For many years, Ms. Warren has labored under the mistaken impression that a consumer advocate should actually advocate for consumers. As Chair of the Congressional Oversight Panel created to oversee the banking bailouts, Warren has been the bankers' worst nightmare, and has become a popular favorite because of it. In December of 2009, she wrote that the middle class was disappearing through no fault of its own:

Families have survived the ups and downs of economic booms and busts for a long time, but the fall-behind during the busts has gotten worse while the surge-ahead during the booms has stalled out. In the boom of the 1960s, for example, median family income jumped by 33% (adjusted for inflation). But the boom of the 2000s resulted in an almost-imperceptible 1.6% increase for the typical family. While Wall Street executives and others who owned lots of stock celebrated how good the recovery was for them, middle class families were left empty-handed.

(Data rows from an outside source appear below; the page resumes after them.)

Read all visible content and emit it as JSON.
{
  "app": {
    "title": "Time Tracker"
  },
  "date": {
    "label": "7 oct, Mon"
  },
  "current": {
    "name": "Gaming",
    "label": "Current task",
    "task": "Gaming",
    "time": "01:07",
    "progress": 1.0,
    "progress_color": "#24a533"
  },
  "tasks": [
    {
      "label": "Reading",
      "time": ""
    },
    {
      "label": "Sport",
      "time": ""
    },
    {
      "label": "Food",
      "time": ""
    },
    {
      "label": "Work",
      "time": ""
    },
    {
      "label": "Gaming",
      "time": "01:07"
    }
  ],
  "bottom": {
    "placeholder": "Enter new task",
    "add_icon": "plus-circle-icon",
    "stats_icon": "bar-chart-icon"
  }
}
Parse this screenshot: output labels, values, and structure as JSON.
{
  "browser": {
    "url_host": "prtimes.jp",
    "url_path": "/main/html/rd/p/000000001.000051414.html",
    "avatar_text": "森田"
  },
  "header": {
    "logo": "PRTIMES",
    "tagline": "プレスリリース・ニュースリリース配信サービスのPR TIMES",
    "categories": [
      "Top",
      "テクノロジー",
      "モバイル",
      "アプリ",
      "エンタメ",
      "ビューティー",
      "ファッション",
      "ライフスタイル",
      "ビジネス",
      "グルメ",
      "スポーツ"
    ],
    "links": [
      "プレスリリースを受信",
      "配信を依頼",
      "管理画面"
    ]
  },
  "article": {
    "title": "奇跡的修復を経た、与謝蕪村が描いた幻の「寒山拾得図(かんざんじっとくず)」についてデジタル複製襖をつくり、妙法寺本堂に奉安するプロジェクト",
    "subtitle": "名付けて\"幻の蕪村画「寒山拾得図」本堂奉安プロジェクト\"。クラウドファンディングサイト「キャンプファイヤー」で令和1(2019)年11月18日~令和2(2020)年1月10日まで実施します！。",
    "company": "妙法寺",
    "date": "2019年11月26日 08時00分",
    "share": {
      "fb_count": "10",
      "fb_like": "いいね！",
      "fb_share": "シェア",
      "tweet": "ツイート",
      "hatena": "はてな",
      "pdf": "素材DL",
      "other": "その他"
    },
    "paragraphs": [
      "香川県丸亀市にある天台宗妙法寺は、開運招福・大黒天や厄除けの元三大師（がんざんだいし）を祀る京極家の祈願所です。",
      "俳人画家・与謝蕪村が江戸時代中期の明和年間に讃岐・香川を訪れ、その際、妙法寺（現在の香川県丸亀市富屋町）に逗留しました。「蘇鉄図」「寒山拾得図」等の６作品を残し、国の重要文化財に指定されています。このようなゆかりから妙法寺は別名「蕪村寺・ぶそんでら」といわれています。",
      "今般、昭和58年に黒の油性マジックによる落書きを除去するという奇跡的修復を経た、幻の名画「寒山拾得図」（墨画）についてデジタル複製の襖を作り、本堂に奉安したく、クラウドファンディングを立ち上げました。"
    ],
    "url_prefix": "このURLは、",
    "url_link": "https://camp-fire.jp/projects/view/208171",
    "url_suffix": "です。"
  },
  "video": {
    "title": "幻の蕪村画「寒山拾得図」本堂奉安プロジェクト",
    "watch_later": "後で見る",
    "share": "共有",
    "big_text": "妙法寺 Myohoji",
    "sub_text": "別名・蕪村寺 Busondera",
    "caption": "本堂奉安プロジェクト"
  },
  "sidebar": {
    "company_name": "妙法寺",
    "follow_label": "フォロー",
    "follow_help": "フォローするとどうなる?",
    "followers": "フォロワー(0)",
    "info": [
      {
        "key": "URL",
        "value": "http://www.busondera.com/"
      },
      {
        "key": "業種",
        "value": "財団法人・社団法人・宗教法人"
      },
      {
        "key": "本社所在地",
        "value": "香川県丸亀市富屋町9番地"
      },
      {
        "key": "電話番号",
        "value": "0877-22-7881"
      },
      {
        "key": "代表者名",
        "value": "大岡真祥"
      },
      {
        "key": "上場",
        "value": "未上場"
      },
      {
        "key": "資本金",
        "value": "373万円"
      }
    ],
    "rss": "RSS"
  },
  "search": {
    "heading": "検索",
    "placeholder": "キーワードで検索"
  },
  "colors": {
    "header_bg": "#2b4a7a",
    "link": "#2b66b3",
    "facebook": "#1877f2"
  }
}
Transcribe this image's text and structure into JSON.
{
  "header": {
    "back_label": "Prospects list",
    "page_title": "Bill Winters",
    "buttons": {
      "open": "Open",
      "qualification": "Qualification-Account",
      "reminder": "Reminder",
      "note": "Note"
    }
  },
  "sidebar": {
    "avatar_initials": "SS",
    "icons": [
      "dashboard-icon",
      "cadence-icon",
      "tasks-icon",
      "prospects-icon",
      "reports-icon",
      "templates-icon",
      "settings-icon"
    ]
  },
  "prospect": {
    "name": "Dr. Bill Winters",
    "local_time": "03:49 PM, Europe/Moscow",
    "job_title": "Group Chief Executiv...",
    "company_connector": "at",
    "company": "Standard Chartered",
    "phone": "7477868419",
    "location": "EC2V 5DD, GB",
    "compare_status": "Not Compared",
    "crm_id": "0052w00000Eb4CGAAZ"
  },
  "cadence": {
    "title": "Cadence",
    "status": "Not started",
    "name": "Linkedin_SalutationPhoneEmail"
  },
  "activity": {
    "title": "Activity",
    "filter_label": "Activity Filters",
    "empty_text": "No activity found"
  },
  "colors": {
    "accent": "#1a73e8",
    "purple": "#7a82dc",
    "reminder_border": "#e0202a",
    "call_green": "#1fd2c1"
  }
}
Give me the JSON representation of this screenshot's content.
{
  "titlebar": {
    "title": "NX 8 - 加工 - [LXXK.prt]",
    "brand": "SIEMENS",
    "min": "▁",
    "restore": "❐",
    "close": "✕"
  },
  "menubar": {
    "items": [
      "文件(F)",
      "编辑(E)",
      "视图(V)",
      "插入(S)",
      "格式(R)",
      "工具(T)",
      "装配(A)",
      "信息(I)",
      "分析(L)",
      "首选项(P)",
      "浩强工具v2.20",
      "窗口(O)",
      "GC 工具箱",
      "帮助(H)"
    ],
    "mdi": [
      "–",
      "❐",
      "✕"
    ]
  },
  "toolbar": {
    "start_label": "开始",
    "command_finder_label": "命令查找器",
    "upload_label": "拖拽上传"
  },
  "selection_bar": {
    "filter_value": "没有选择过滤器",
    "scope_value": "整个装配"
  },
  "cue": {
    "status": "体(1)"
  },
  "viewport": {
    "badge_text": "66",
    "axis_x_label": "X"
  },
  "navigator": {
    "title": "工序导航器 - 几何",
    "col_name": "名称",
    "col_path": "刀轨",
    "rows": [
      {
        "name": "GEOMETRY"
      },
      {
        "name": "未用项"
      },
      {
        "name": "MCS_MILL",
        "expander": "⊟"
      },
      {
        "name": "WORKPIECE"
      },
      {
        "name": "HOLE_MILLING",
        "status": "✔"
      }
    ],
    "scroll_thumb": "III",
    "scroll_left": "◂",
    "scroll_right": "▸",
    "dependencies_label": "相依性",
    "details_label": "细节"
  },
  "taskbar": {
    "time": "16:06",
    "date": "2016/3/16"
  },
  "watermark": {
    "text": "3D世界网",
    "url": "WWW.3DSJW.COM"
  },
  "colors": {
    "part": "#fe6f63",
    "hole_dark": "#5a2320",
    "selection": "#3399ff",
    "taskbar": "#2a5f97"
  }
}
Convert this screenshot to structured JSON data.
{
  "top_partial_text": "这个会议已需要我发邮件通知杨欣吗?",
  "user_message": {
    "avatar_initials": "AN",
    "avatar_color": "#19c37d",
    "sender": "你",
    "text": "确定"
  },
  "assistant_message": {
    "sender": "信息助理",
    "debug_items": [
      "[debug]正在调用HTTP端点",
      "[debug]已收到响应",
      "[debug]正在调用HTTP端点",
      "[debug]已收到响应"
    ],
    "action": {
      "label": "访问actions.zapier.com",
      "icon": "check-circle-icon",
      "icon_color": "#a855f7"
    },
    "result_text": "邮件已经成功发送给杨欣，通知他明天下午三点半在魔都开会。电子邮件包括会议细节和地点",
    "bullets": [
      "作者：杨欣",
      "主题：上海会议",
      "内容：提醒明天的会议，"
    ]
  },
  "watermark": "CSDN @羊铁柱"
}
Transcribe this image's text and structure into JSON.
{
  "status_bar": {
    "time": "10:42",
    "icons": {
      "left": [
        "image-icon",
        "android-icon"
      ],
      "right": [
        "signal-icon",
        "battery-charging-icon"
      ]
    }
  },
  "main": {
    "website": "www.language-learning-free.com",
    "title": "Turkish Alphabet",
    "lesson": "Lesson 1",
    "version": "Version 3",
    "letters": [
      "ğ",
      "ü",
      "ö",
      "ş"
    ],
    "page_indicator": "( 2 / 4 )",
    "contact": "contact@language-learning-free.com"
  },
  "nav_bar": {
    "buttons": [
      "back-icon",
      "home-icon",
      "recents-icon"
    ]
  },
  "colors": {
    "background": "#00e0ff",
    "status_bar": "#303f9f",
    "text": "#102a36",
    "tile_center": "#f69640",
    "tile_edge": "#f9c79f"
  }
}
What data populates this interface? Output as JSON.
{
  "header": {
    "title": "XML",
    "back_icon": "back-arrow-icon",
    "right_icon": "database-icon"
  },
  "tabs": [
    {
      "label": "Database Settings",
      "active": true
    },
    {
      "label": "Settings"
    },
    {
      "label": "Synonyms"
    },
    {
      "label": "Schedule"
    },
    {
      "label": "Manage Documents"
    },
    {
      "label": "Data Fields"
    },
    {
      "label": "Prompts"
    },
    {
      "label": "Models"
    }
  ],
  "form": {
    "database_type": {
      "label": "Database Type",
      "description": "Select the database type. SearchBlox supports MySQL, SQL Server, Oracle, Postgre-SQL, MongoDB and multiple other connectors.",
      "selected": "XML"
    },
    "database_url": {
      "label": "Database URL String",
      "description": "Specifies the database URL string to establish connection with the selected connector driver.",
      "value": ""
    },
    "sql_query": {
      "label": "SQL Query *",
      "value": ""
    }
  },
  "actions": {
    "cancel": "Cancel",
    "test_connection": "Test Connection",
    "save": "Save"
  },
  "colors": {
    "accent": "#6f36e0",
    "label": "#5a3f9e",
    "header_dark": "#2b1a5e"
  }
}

The crisis facing the middle class started more than a generation ago. Even as productivity rose, the wages of the average fully-employed male have been flat since the 1970s.

Please read on for way too much more of the truth than most are still able to handle about our history and what has brought us to this precipice for the middle class. Suzan _____________


Greendayman said...

Great post Suze - if Liz Warren doesn't get this job... we march. Either virtually or feet on the ground. This is serious.

More later,


Suzan said...

I'm with you, baby!

If I only could afford to go to a March!